- Country: India
- Presented by: International Youth Committee
- First award: 2016
- Website: www.saarcyouth.org

= National Youth Icon Award =

Award is given to individuals who contribute towards social welfare

The National Youth Icon Award is awarded annually by the International Youth Committee (IYC), a United Nations accredited organization, at the World Youth Summit. The award is given for the young people globally in recognition of their development work and their contribution towards developing a peaceful, fairer, prosperous and sustainable future that meets the Sustainable Development Goals (SDGs) of United Nations.

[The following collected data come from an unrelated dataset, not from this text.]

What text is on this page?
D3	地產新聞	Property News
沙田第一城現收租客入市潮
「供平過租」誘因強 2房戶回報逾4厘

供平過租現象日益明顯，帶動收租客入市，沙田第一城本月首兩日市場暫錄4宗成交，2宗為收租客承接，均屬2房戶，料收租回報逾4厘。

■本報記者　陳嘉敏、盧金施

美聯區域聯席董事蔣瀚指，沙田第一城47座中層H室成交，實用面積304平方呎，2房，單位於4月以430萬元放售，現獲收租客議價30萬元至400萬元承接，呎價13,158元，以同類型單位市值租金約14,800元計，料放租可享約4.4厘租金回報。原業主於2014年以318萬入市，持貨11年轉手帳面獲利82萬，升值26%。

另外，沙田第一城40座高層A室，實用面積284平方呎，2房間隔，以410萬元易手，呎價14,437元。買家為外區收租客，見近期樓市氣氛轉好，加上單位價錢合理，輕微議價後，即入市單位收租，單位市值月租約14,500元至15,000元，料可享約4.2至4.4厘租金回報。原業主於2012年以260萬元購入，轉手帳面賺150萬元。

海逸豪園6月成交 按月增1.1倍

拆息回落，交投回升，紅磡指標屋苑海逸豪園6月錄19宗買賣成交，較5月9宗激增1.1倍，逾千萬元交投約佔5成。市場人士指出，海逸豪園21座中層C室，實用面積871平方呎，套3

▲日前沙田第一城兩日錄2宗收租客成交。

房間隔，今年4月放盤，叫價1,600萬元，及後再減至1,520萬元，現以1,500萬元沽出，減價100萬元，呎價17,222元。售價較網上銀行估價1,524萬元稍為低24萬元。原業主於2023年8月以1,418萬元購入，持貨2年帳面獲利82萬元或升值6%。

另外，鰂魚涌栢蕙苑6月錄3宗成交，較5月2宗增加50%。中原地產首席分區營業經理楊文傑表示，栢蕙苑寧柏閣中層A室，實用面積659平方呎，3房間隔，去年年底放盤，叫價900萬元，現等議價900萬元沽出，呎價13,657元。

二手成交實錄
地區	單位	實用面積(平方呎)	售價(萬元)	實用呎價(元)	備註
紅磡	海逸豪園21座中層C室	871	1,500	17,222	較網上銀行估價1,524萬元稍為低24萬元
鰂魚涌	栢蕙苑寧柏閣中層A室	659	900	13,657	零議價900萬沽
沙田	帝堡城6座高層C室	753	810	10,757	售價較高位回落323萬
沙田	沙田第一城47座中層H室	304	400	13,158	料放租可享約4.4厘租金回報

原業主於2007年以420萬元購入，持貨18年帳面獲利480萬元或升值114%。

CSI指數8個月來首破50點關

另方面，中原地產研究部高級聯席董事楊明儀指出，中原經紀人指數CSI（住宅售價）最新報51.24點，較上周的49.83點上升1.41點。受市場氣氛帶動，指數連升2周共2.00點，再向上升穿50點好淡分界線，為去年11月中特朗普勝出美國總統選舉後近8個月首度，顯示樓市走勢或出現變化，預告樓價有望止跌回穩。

Launched in the year 2016, the World Youth Summit honors young people who have made significant contributions in professional or voluntary capacity covering areas such as poverty reduction, democracy, conflict resolution and prevention, environmental preservation, community service and social development. The National Youth Icon Award consists of a Gold Pin Medal, a citation and a scroll.

==History==

The National Youth Icon award was first introduced in 2016 by the International Youth Committee (IYC), which is an organization accredited by the United Nations. The award is conferred to 70 young individuals globally, setting high standards for their inspiring work and services contributed towards achieving the (SDGs) of the United Nations.The award gives an international recognition to these individuals who dedicated their lives to communities, nations and the world. Powerful, outstanding & influential youth role models in the fields of social work, education, human rights, peace, philanthropy, business, sports, health, entertainment, youth empowerment, and popular arts and culture are honored with the National Youth Icon Award. In 2017 the International Youth Committee (IYC) also introduced the Asia Inspiration Award for recognizing the inspirational achievements of young individuals in Asia.

== Criteria ==

 The nominee must have been engaged in development work for more than 12 months, either in a professional or voluntary capacity;
 The nominee must be an Indian citizen and the development work must be taking place in any state or union territories of the country. Foreign nationals also can apply from this year;
 The nominee should not be older than 40 as on 31 August 2020;
 Individuals can nominate themselves or be nominated by someone who can accurately describe their development work;
 The winners must agree to take part in publicity generated by the IYC.

Awards will be decided on the basis of:
1. Level of Impact;
2. Level of innovation/fresh approaches to problem solving;
3. Quality of achievement;
4. Quality of the evidence provided.
5. Sustainability

== Award Value ==

National Youth Icon Award consists of a Gold Pin Medal, a citation and a scroll. The top award carries Rs. (Rupess One Lakh Only) with a citation, a special seal and a gold medal which will be given to only one best of the best from among the winners as “IYC Young Person of the Year”.

== Date of Award Ceremony==

22 February 2021 in New Delhi, India, in a ceremony in the presence of foreign guests and high-level dignitaries, guests and speakers.

== National Youth Icon Award 2019 ==

The World Youth Summit 2019 was held on 27 September 2019, at the Constitution Club of India, New Delhi, under the theme of "Achieving SDGs by 2030: Moving from Policy to Action." 81 young individuals who were performed to be the next leaders across the world conferred with the National Youth Icon Award 2019 by International Youth Committee (IYC). Dignitaries such as Gaur Gopal Das (International life coach), Dr. Arunabha Bhattacharjee (40 Under 40 HRs in Asia), Ms. Nusrat Jahan, Actor & Honorable MP of Republic of India, Breshna Musazai from Afghanistan and Dinesh Subasinghe joined the World Youth Summit 2019.